Meritíssimo senhor juiz, senhores jurados. Antes de mais nada,
gostaria de agradecer a permissão para defender minha causa nesse
julgamento. Nem todos os réus, eu sei, têm essa chance! Seja
qual for a pena a mim aplicada, levarei para o fundo de minha cela - quiçá
para o resto dos meus dias - a gratidão por essa oportunidade.
Sim, claro, senhor juiz. Prometo me ater aos fatos, como foi combinado
com meu advogado. Aliás, gostaria de deixar claro que não
alimento qualquer desconfiança na capacidade profissional do Dr.
Estêvão. Apenas achei - achamos, na verdade - que alguns
fatos relativos ao crime só seriam realmente compreendidos com
a exposição do próprio criminoso. Ou seja, eu.

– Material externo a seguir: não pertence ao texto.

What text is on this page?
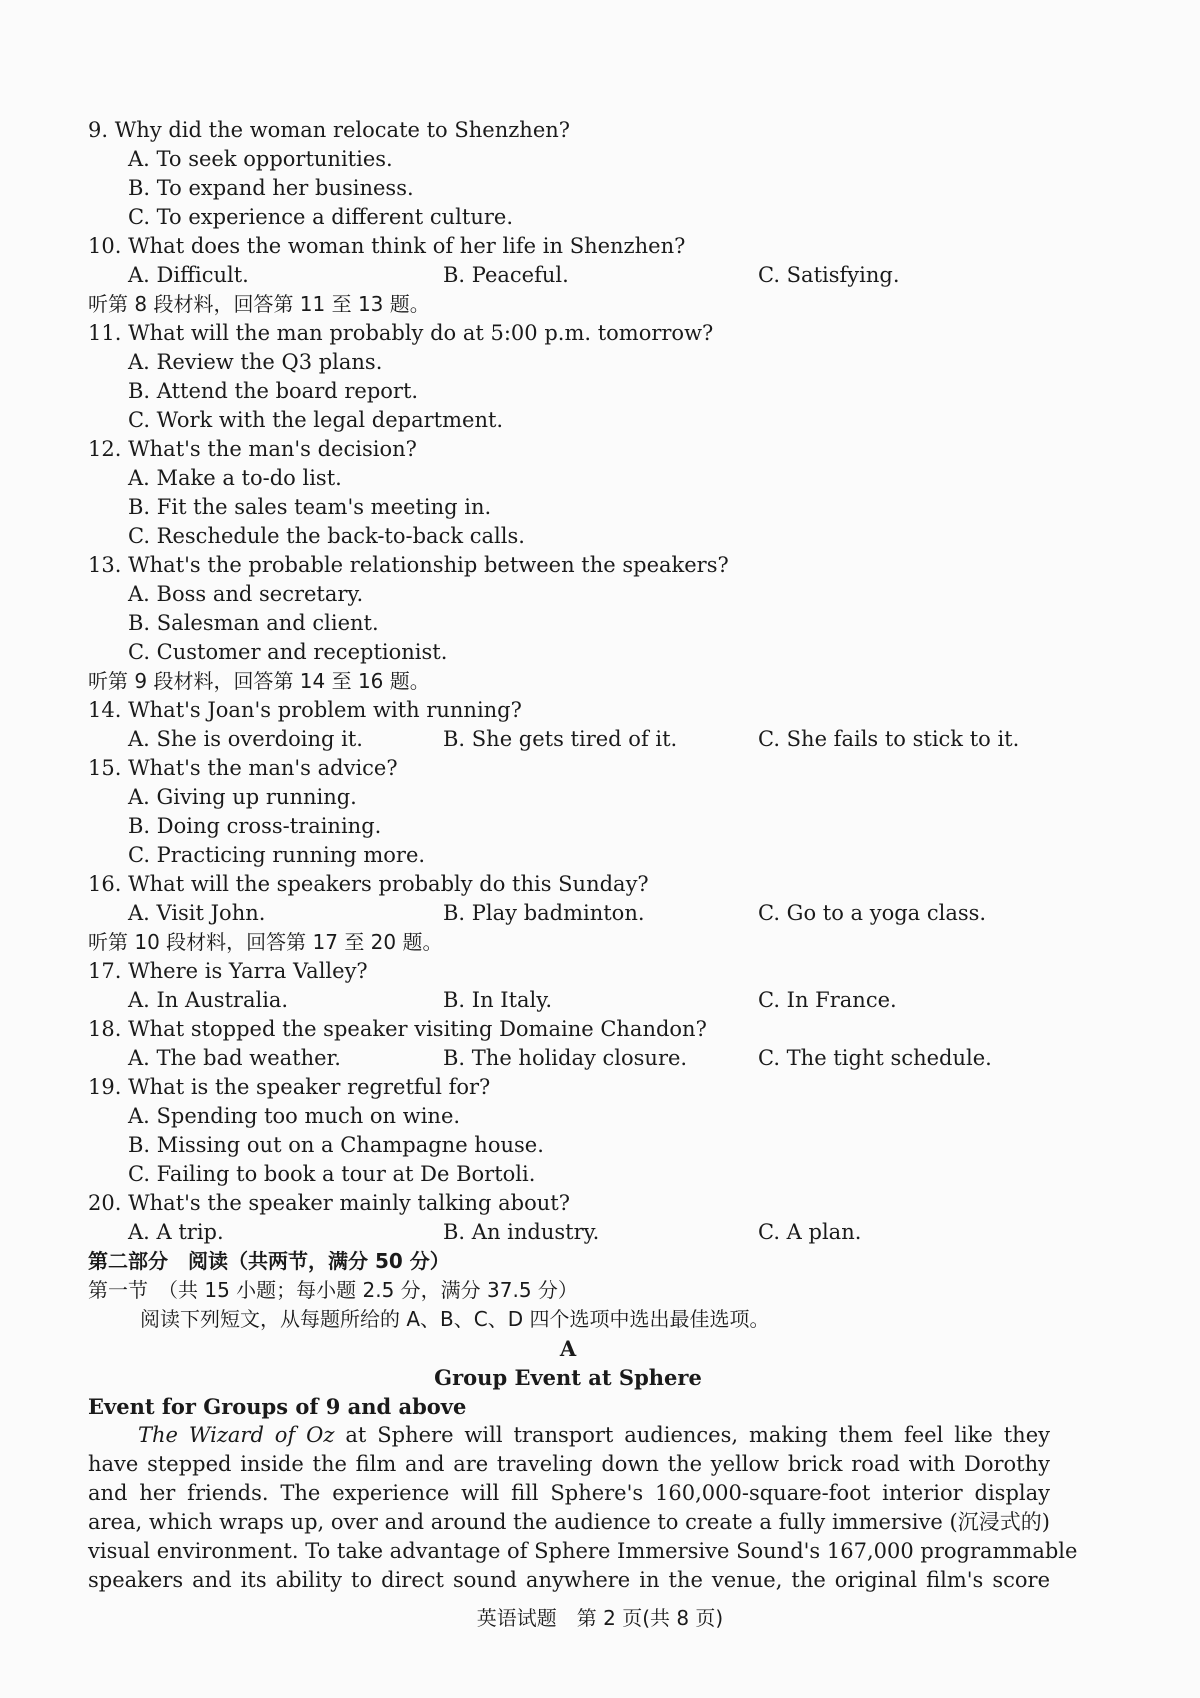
9. Why did the woman relocate to Shenzhen?
A. To seek opportunities.
B. To expand her business.
C. To experience a different culture.
10. What does the woman think of her life in Shenzhen?
A. Difficult.	B. Peaceful.	C. Satisfying.
听第 8 段材料，回答第 11 至 13 题。
11. What will the man probably do at 5:00 p.m. tomorrow?
A. Review the Q3 plans.
B. Attend the board report.
C. Work with the legal department.
12. What's the man's decision?
A. Make a to-do list.
B. Fit the sales team's meeting in.
C. Reschedule the back-to-back calls.
13. What's the probable relationship between the speakers?
A. Boss and secretary.
B. Salesman and client.
C. Customer and receptionist.
听第 9 段材料，回答第 14 至 16 题。
14. What's Joan's problem with running?
A. She is overdoing it.	B. She gets tired of it.	C. She fails to stick to it.
15. What's the man's advice?
A. Giving up running.
B. Doing cross-training.
C. Practicing running more.
16. What will the speakers probably do this Sunday?
A. Visit John.	B. Play badminton.	C. Go to a yoga class.
听第 10 段材料，回答第 17 至 20 题。
17. Where is Yarra Valley?
A. In Australia.	B. In Italy.	C. In France.
18. What stopped the speaker visiting Domaine Chandon?
A. The bad weather.	B. The holiday closure.	C. The tight schedule.
19. What is the speaker regretful for?
A. Spending too much on wine.
B. Missing out on a Champagne house.
C. Failing to book a tour at De Bortoli.
20. What's the speaker mainly talking about?
A. A trip.	B. An industry.	C. A plan.
第二部分　阅读（共两节，满分 50 分）
第一节　（共 15 小题；每小题 2.5 分，满分 37.5 分）
阅读下列短文，从每题所给的 A、B、C、D 四个选项中选出最佳选项。
A
Group Event at Sphere
Event for Groups of 9 and above
The Wizard of Oz at Sphere will transport audiences, making them feel like they
have stepped inside the film and are traveling down the yellow brick road with Dorothy
and her friends. The experience will fill Sphere's 160,000-square-foot interior display
area, which wraps up, over and around the audience to create a fully immersive (沉浸式的)
visual environment. To take advantage of Sphere Immersive Sound's 167,000 programmable
speakers and its ability to direct sound anywhere in the venue, the original film's score
英语试题　第 2 页(共 8 页)
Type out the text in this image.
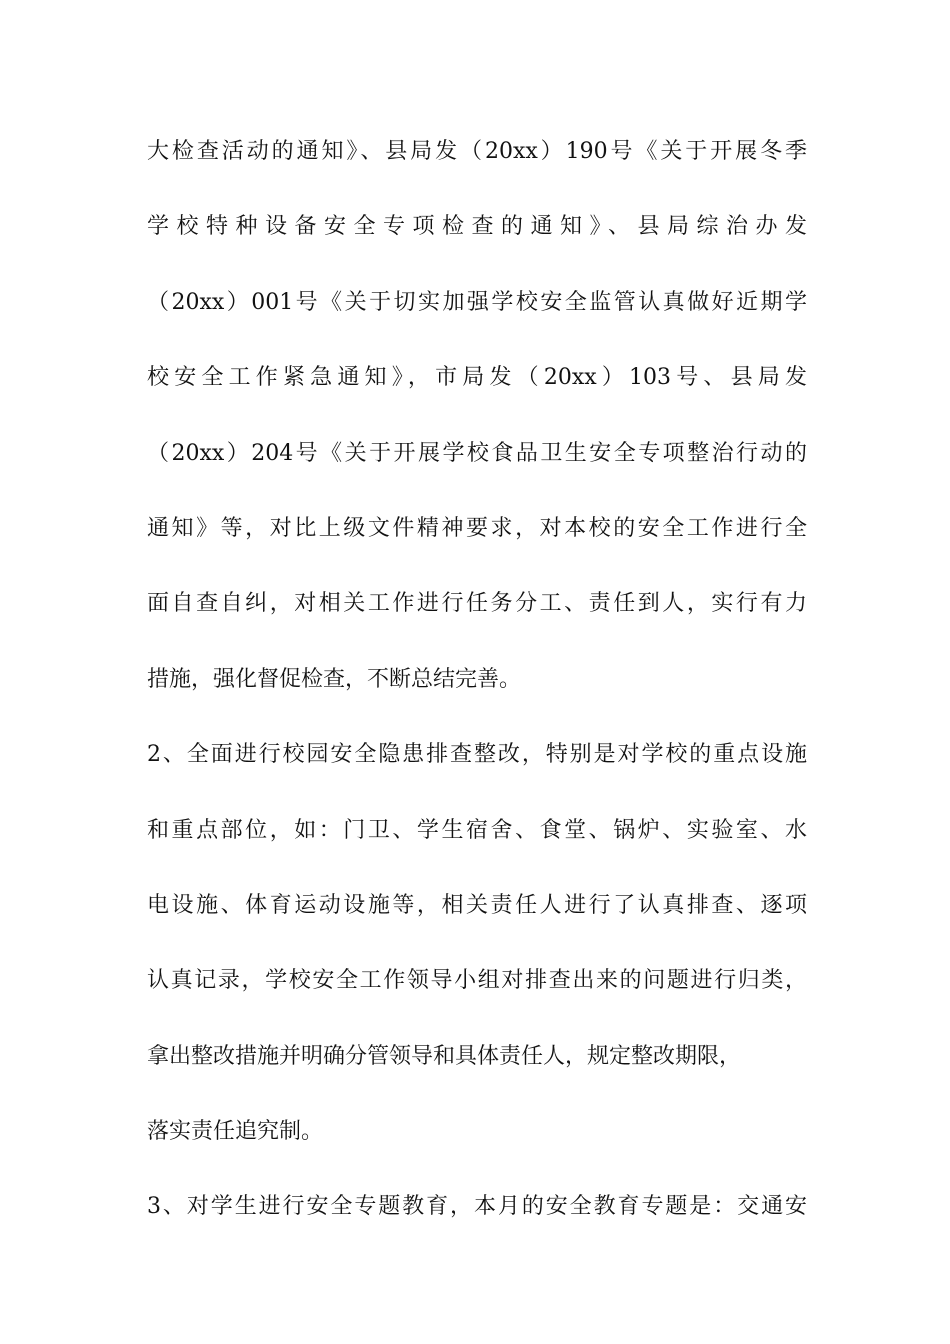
大检查活动的通知》、县局发（20xx）190号《关于开展冬季
学校特种设备安全专项检查的通知》、县局综治办发
（20xx）001号《关于切实加强学校安全监管认真做好近期学
校安全工作紧急通知》，市局发（20xx）103号、县局发
（20xx）204号《关于开展学校食品卫生安全专项整治行动的
通知》等，对比上级文件精神要求，对本校的安全工作进行全
面自查自纠，对相关工作进行任务分工、责任到人，实行有力
措施，强化督促检查，不断总结完善。
2、全面进行校园安全隐患排查整改，特别是对学校的重点设施
和重点部位，如：门卫、学生宿舍、食堂、锅炉、实验室、水
电设施、体育运动设施等，相关责任人进行了认真排查、逐项
认真记录，学校安全工作领导小组对排查出来的问题进行归类，
拿出整改措施并明确分管领导和具体责任人，规定整改期限，
落实责任追究制。
3、对学生进行安全专题教育，本月的安全教育专题是：交通安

Matei sim, senhores, confesso. Eu poderia negar a autoria do crime. Poderia
alegar que minha esposa foi assassinada por um criminoso, um assaltante
qualquer que invadiu nossa casa. Afinal, ela sempre teve mania de deixar
as portas destrancadas. O rolo de massa que foi usado como arma do crime
sumiu, e quando foi recuperado num lixão, já não
servia como prova.
Sempre fui considerado um marido exemplar. Ninguém nunca desconfiaria
de mim se não tivesse me entregue à polícia, devorado
pelo remorso. Matei a mãe dos meus filhos e nunca poderei me perdoar.
Mas espero que minha pronta admissão do crime e meu arrependimento
sejam considerados, na hora de impor a pena.
Além disso, existem fatos de nossa vida conjugal - minha e de Maria
Lídia - que deveriam ser considerados, antes que esse júri
dê sua sentença. Fatos atenuantes. Fatos verdadeiros. Fatos
que minha própria esposa confirmaria, se estivesse viva!
E, é claro, se não estivesse na hidroginástica...
Hoje não é terça-feira? Terça-feira ela tinha
aula, pobrezinha....
Meu marido me acha burra, mas pensa que eu ligo? Tô
cagando e andando.
Ele me olha com uma cara! Parece que eu tô fedendo. Mas fedendo
muito, sabe que nem carniça? ou bosta? Rá, rá! Pensa
que eu ligo? Não tô nem aí! Você acha que eu
fico em casa me lamentando? De jeito nenhum! Saio, passeio, me divirto
com as minhas amigas. Venho aqui para a hidroginástica. Ele que
fique lá... se embolorando com seus livros.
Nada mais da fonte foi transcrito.